Rockstedt - Die Zuchtanlage sieht aus wie ein Hallenbad, in das man lieber nicht hineinspringen möchte: 18 Becken, gefüllt mit 30 Grad warmem, schleimig-grünem Wasser, auf dem sich Blasen bilden. Die Luft ist so feucht wie in den Tropen; die Angestellten, die hier arbeiten, laufen selbst im tiefsten Winter mit T-Shirts umher. In diesem Gewächshaus, gelegen im niedersächsischen Rockstedt, entwickelt sich ein zukunftsträchtiges Produkt. Davon jedenfalls sind die Inhaber der Anlage überzeugt.

 

„In Mikroalgen ist alles Gute aus dem Meer drin“, schwärmt Johannes Heins, der sich seit 2016 mit deren Aufzucht beschäftigt. Der 50-Jährige ist Landwirt; in den Ställen neben dem Gewächshaus tummeln sich 1000 Mastschweine und 1600 Legehennen. „Wir waren auf der Suche nach einem alternativen Standbein“, sagt Heins, weshalb er zusammen mit seinem Sohn Maarten (24) die Wasserbecken gebaut hat. In ihnen gedeihen Cyanobakterien namens Spirulina, Blaualgen.

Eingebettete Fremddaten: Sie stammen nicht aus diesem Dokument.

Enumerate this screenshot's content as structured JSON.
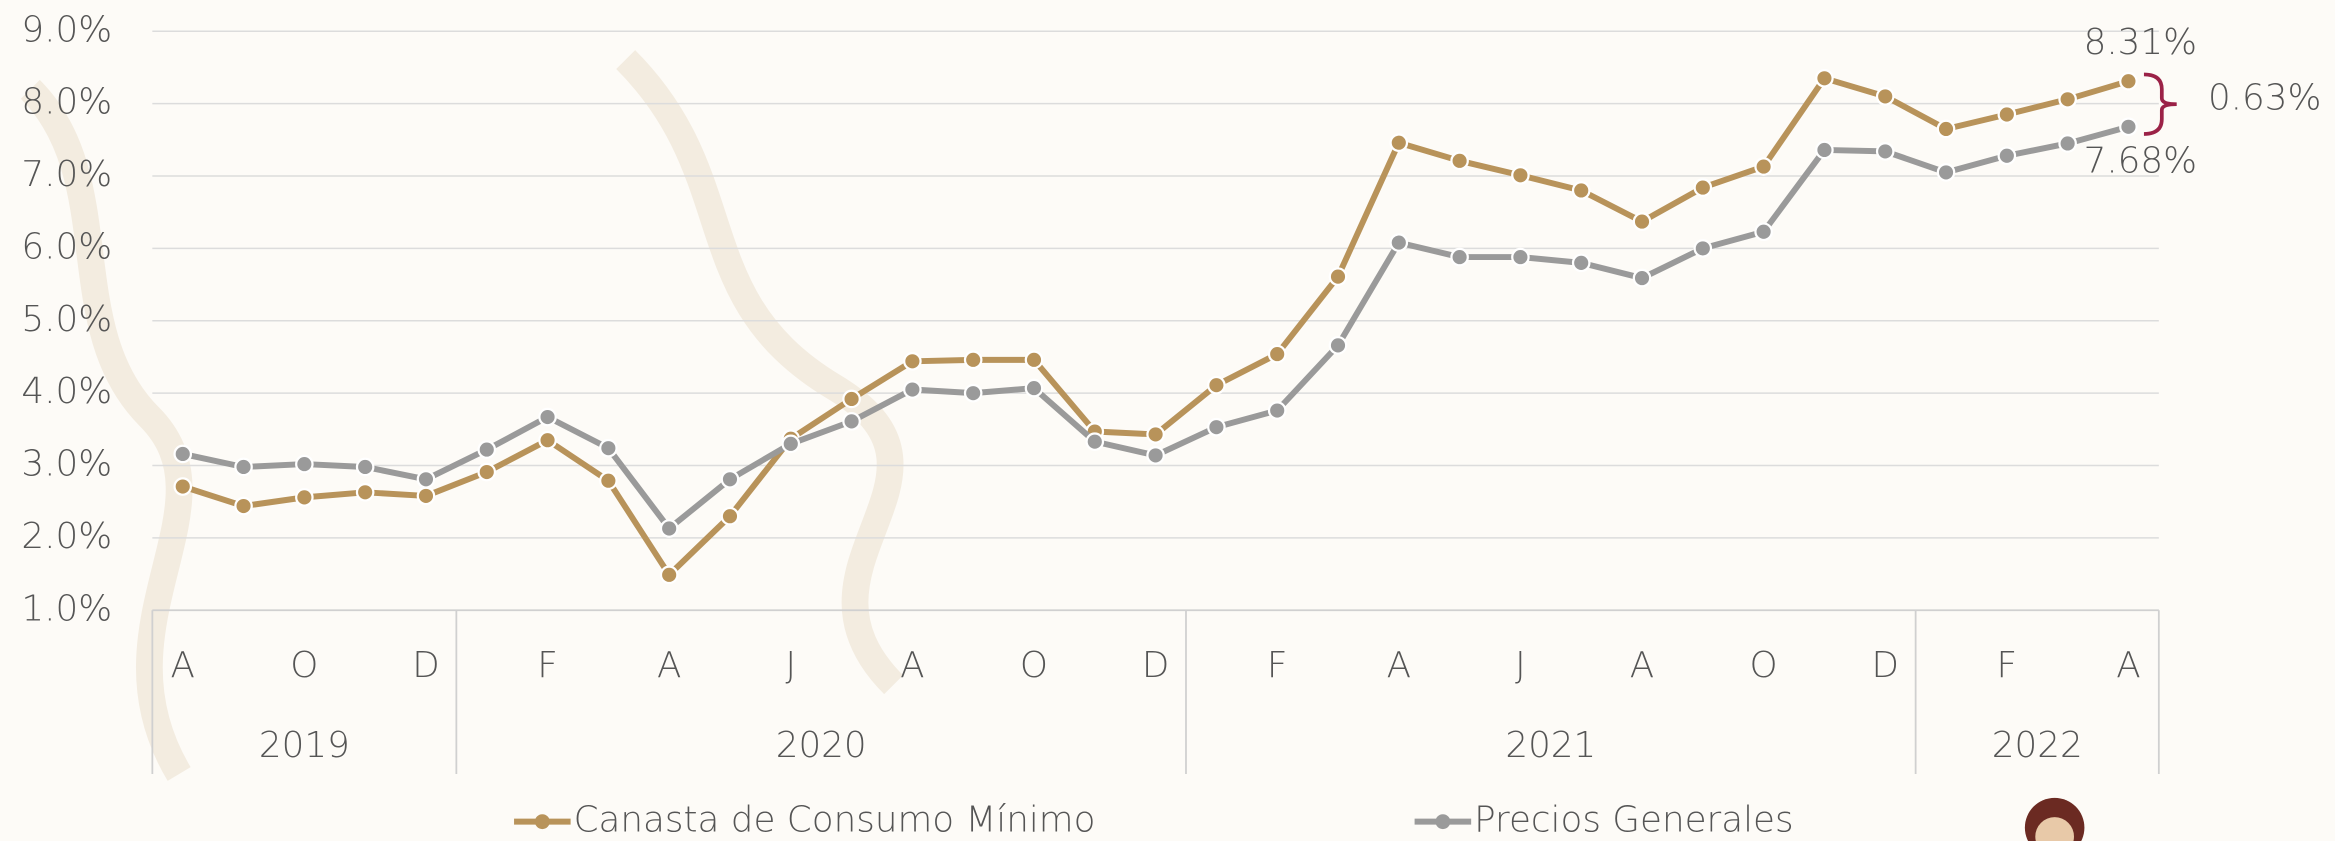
{
  "chart_data": {
    "type": "line",
    "categories": [
      "A",
      null,
      "O",
      null,
      "D",
      null,
      "F",
      null,
      "A",
      null,
      "J",
      null,
      "A",
      null,
      "O",
      null,
      "D",
      null,
      "F",
      null,
      "A",
      null,
      "J",
      null,
      "A",
      null,
      "O",
      null,
      "D",
      null,
      "F",
      null,
      "A"
    ],
    "year_groups": [
      {
        "label": "2019",
        "span": 5
      },
      {
        "label": "2020",
        "span": 12
      },
      {
        "label": "2021",
        "span": 12
      },
      {
        "label": "2022",
        "span": 4
      }
    ],
    "series": [
      {
        "name": "Canasta de Consumo Mínimo",
        "color": "#b8935a",
        "values": [
          2.71,
          2.44,
          2.56,
          2.63,
          2.58,
          2.91,
          3.35,
          2.79,
          1.49,
          2.3,
          3.37,
          3.92,
          4.44,
          4.46,
          4.46,
          3.47,
          3.43,
          4.11,
          4.54,
          5.61,
          7.46,
          7.21,
          7.01,
          6.8,
          6.37,
          6.84,
          7.13,
          8.35,
          8.1,
          7.65,
          7.85,
          8.06,
          8.31
        ],
        "value_labels": [
          null,
          null,
          null,
          null,
          null,
          null,
          null,
          null,
          null,
          null,
          null,
          null,
          null,
          null,
          null,
          null,
          null,
          null,
          null,
          null,
          null,
          null,
          null,
          null,
          null,
          null,
          null,
          null,
          null,
          null,
          null,
          null,
          "8.31%"
        ]
      },
      {
        "name": "Precios Generales",
        "color": "#9a9a9a",
        "values": [
          3.16,
          2.98,
          3.02,
          2.98,
          2.81,
          3.22,
          3.67,
          3.24,
          2.13,
          2.81,
          3.3,
          3.61,
          4.05,
          4.0,
          4.07,
          3.33,
          3.14,
          3.53,
          3.76,
          4.66,
          6.08,
          5.88,
          5.88,
          5.8,
          5.59,
          6.0,
          6.23,
          7.36,
          7.34,
          7.05,
          7.28,
          7.45,
          7.68
        ],
        "value_labels": [
          null,
          null,
          null,
          null,
          null,
          null,
          null,
          null,
          null,
          null,
          null,
          null,
          null,
          null,
          null,
          null,
          null,
          null,
          null,
          null,
          null,
          null,
          null,
          null,
          null,
          null,
          null,
          null,
          null,
          null,
          null,
          null,
          "7.68%"
        ]
      }
    ],
    "annotation": "0.63%",
    "ylim": [
      1,
      9
    ],
    "yticks": [
      {
        "value": 1,
        "label": "1.0%"
      },
      {
        "value": 2,
        "label": "2.0%"
      },
      {
        "value": 3,
        "label": "3.0%"
      },
      {
        "value": 4,
        "label": "4.0%"
      },
      {
        "value": 5,
        "label": "5.0%"
      },
      {
        "value": 6,
        "label": "6.0%"
      },
      {
        "value": 7,
        "label": "7.0%"
      },
      {
        "value": 8,
        "label": "8.0%"
      },
      {
        "value": 9,
        "label": "9.0%"
      }
    ],
    "grid": true,
    "legend": "bottom"
  }
}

Spirulina ist als Nahrungsergänzung beliebt

Zweimal pro Woche ernten die Männer ihre Spirulina. Dann wird die grünliche Flüssigkeit über einen Schlauch auf ein Filtertuch gepumpt, auf dem die winzigen Algen zurückbleiben. Es bildet sich eine Art Paste, die in Spaghetti-Form gebracht und getrocknet wird. Etwa 250 Kilo dieser Trockenmasse fallen pro Monat an. Das fertige Produkt verkaufen die Algenzüchter an die Nahrungsmittelindustrie, die daraus Flakes, Pulver oder Tierfutter herstellt. „Schmeckt etwas fischig“, sagt Maarten Heins und lacht. „Aber es entgiftet und entschlackt.“

Wissenschaftlich bewiesen ist das nicht, doch der Run auf dieses sogenannte Superfood, das vermeintliche gesundheitsfördernde Fähigkeiten haben sollen, ist ungebrochen. Aber trotz aller Euphorie sind Zuchtanlagen wie in Rockstedt rar gesät. „Selbst Ökobanken waren skeptisch, als ich nach einem Kredit gefragt habe“, sagt Johannes Heins. „Die wussten, dass ich mich mit Schweinen auskenne. Aber so was? Damit konnten die Banker nichts anfangen.“ Am Ende schaffte es der Landwirt, seine Hausbank zu überzeugen. 400 000 Euro hat er nach eigenen Angaben in die Mikroalgen-Produktion gesteckt. Langfristig wollen die Bauern ihre Spirulina selbst vermarkten, um unabhängig von den Abnehmern zu werden. „Theoretisch könnte man sich nur von diesen Algen ernähren“, sagt Maarten Heins, rudert dann aber wieder zurück: „Mangelernährung kann man damit ausgleichen.“

In westlichen Ländern gelten Algen noch als recht exotisch

Während sie in Asien schon lange auf dem Speiseplan stehen, gelten sie in westlichen Ländern oft noch als exotisch. Unter Wissenschaftlern und in der Privatwirtschaft hat sich eine andere Erkenntnis durchgesetzt: Die Alge als Multitalent. Oder, je nach Sichtweise, als mögliche Goldgrube. Weltweit wird in Laboren daran geforscht, wie man Mikroalgen in Kosmetik oder Medizin verwandeln kann.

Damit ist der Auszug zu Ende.